The new manual, called "Human Intelligence Collector Operations," applies to all the armed services. It doesn't embrace the CIA, which too has come nether investigation for mistreatment of prisoners in Iraq and Afghanistan and for keeping suspects in secret prisons.
Sixteen of the transmission'due south nineteen interrogation techniques were covered in the old manual and iii new ones were added on the basis of lessons from the counter-terror war, Kimmons said.
The additions are that interrogators may employ the good-cop/bad-cop tact with prisoners, they may portray themselves equally someone other than an American interrogator, and they may utilize "separation," basically keeping prisoners apart from 1 another so enemy combatants can't coordinate their answers.
The last will be used merely on unlawful combatants, not POWS, merely as an exception and merely with permission of a high-level commander, Kimmons said.

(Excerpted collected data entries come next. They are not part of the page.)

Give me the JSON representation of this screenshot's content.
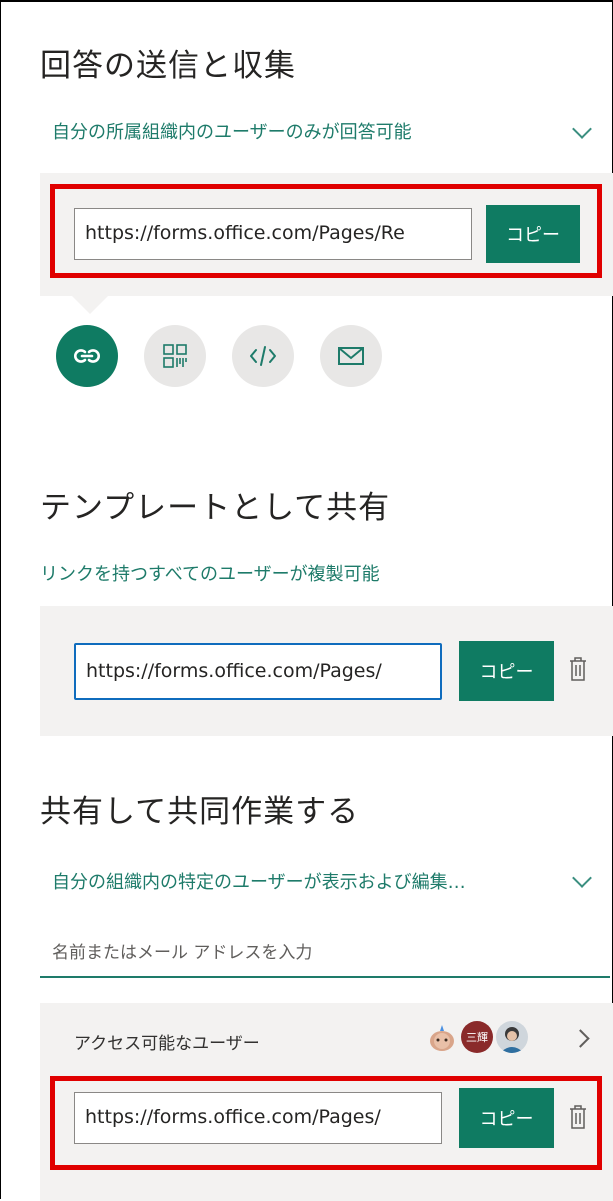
{
  "collect": {
    "title": "回答の送信と収集",
    "permission": "自分の所属組織内のユーザーのみが回答可能",
    "url": "https://forms.office.com/Pages/Re",
    "copy_label": "コピー",
    "share_methods": [
      {
        "icon": "link-icon",
        "active": true
      },
      {
        "icon": "qr-code-icon",
        "active": false
      },
      {
        "icon": "embed-code-icon",
        "active": false
      },
      {
        "icon": "mail-icon",
        "active": false
      }
    ]
  },
  "template": {
    "title": "テンプレートとして共有",
    "permission": "リンクを持つすべてのユーザーが複製可能",
    "url": "https://forms.office.com/Pages/",
    "copy_label": "コピー"
  },
  "collaborate": {
    "title": "共有して共同作業する",
    "permission": "自分の組織内の特定のユーザーが表示および編集…",
    "name_placeholder": "名前またはメール アドレスを入力",
    "access_label": "アクセス可能なユーザー",
    "avatar_badge": "三輝",
    "url": "https://forms.office.com/Pages/",
    "copy_label": "コピー"
  },
  "colors": {
    "accent": "#0f7b62",
    "link_text": "#1e7b6a",
    "highlight": "#e00000",
    "focus": "#0f6cbd"
  }
}
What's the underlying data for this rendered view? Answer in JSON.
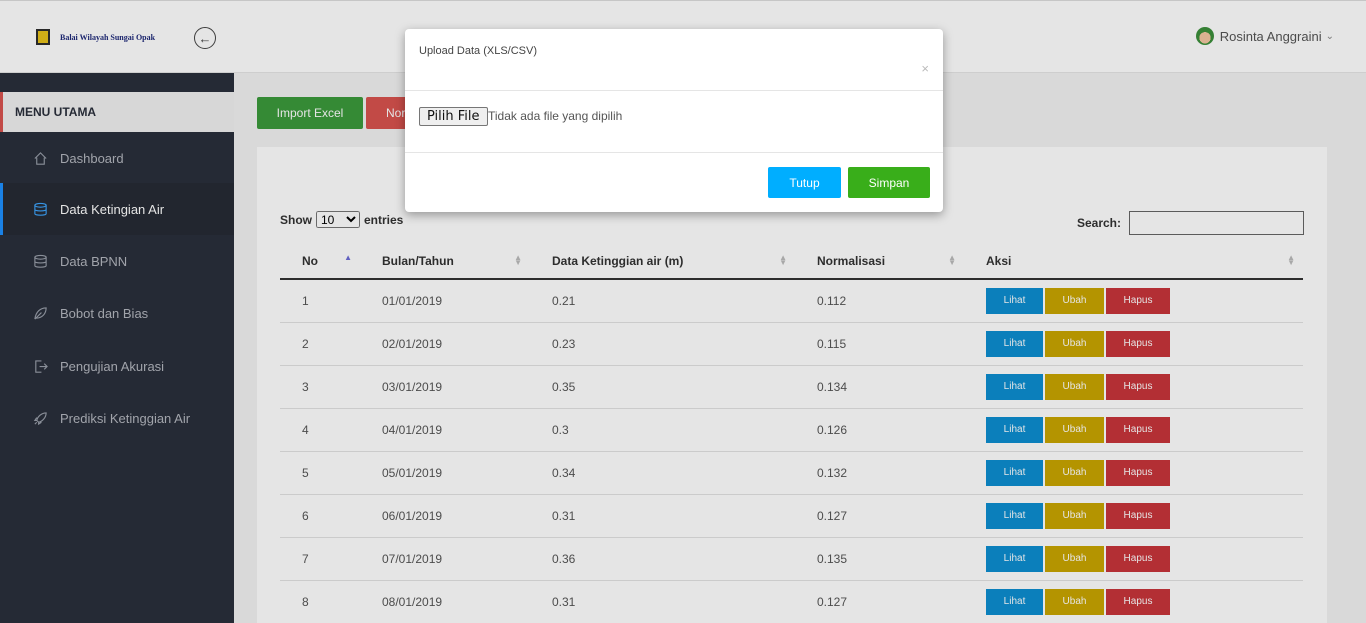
{
  "header": {
    "logo_text": "Balai Wilayah Sungai Opak",
    "user_name": "Rosinta Anggraini"
  },
  "sidebar": {
    "title": "MENU UTAMA",
    "items": [
      {
        "label": "Dashboard",
        "icon": "home-icon",
        "active": false
      },
      {
        "label": "Data Ketingian Air",
        "icon": "database-icon",
        "active": true
      },
      {
        "label": "Data BPNN",
        "icon": "database-icon",
        "active": false
      },
      {
        "label": "Bobot dan Bias",
        "icon": "leaf-icon",
        "active": false
      },
      {
        "label": "Pengujian Akurasi",
        "icon": "logout-icon",
        "active": false
      },
      {
        "label": "Prediksi Ketinggian Air",
        "icon": "rocket-icon",
        "active": false
      }
    ]
  },
  "toolbar": {
    "import_label": "Import Excel",
    "norm_label": "Normalisasi"
  },
  "datatable": {
    "show_label": "Show",
    "entries_value": "10",
    "entries_label": "entries",
    "search_label": "Search:",
    "search_value": "",
    "columns": [
      "No",
      "Bulan/Tahun",
      "Data Ketinggian air (m)",
      "Normalisasi",
      "Aksi"
    ],
    "rows": [
      [
        "1",
        "01/01/2019",
        "0.21",
        "0.112"
      ],
      [
        "2",
        "02/01/2019",
        "0.23",
        "0.115"
      ],
      [
        "3",
        "03/01/2019",
        "0.35",
        "0.134"
      ],
      [
        "4",
        "04/01/2019",
        "0.3",
        "0.126"
      ],
      [
        "5",
        "05/01/2019",
        "0.34",
        "0.132"
      ],
      [
        "6",
        "06/01/2019",
        "0.31",
        "0.127"
      ],
      [
        "7",
        "07/01/2019",
        "0.36",
        "0.135"
      ],
      [
        "8",
        "08/01/2019",
        "0.31",
        "0.127"
      ]
    ],
    "actions": {
      "view": "Lihat",
      "edit": "Ubah",
      "delete": "Hapus"
    }
  },
  "modal": {
    "title": "Upload Data (XLS/CSV)",
    "close_symbol": "×",
    "file_button": "Pilih File",
    "file_status": "Tidak ada file yang dipilih",
    "close_label": "Tutup",
    "save_label": "Simpan"
  },
  "colors": {
    "sidebar_bg": "#2a2f3b",
    "accent_blue": "#00aeff",
    "accent_green": "#39ae1a",
    "view": "#0d8ed1",
    "edit": "#c9a500",
    "delete": "#c8353a"
  }
}
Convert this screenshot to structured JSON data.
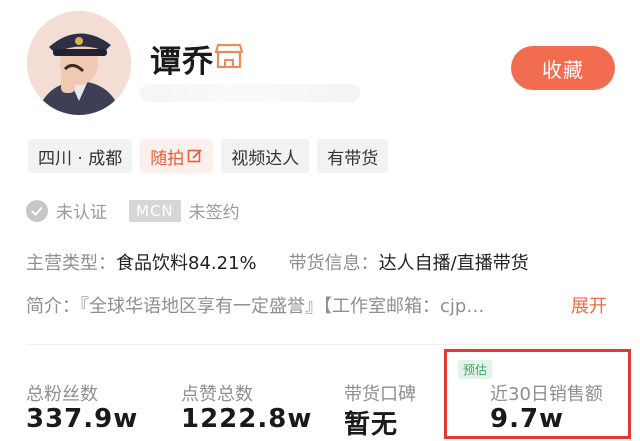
{
  "profile": {
    "name": "谭乔",
    "avatar_icon": "avatar-image",
    "shop_icon": "shop-icon"
  },
  "favorite_button": "收藏",
  "tags": [
    {
      "label": "四川 · 成都",
      "style": "gray"
    },
    {
      "label": "随拍",
      "style": "orange",
      "icon": "edit-icon"
    },
    {
      "label": "视频达人",
      "style": "gray"
    },
    {
      "label": "有带货",
      "style": "gray"
    }
  ],
  "auth": {
    "status": "未认证",
    "mcn_badge": "MCN",
    "mcn_status": "未签约"
  },
  "info": {
    "category_label": "主营类型：",
    "category_value": "食品饮料84.21%",
    "sales_label": "带货信息：",
    "sales_value": "达人自播/直播带货"
  },
  "intro": {
    "text": "简介：『全球华语地区享有一定盛誉』【工作室邮箱：cjp…",
    "expand": "展开"
  },
  "stats": {
    "followers_label": "总粉丝数",
    "followers_value": "337.9w",
    "likes_label": "点赞总数",
    "likes_value": "1222.8w",
    "reputation_label": "带货口碑",
    "reputation_value": "暂无",
    "estimate_badge": "预估",
    "sales_label": "近30日销售额",
    "sales_value": "9.7w"
  },
  "colors": {
    "accent": "#f26d4f",
    "highlight_border": "#e23b2c",
    "estimate_green": "#3fa565"
  }
}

Too Midweek, the Pentagon released a new policy directive on detention operations that says the handling of prisoners must -- at a minimum -- bide by the standards of the Geneva Conventions and lays out the responsibilities of senior noncombatant and military officials who oversee detention operations.
"The revisions ... took fourth dimension," Deputy Banana Secretary of Defense for Detainee Affairs Cully Stimson said at the briefing. "Information technology took time because it was of import to get it right, and nosotros did become it correct."
He said the directive pulls together policy changes recommended in a dozen investigations done after the Abu Ghraib scandal broke.
"By publishing this document and the Ground forces Field Manual, we will take addressed over 95 percent of the recommendations from those 12 major investigations since Abu Ghraib," Stimson said.
Amnesty International Us'south director, Larry Cox, said he was "pleased to see a direct repudiation of tactics previously approved for apply against detainees such as hooding, the use of dogs," as well every bit the acknowledgment that the Geneva Conventions apply.
Among members of Congress briefed on the manual Wednesday, Democrats praised information technology as a step in the right management and potentially helpful in preventing time to come prisoner abuse.
Republican Sen. John Cornyn of Texas said he was concerned that, considering the techniques are unclassified, information from the manuals could exist used past terrorists to resist interrogations.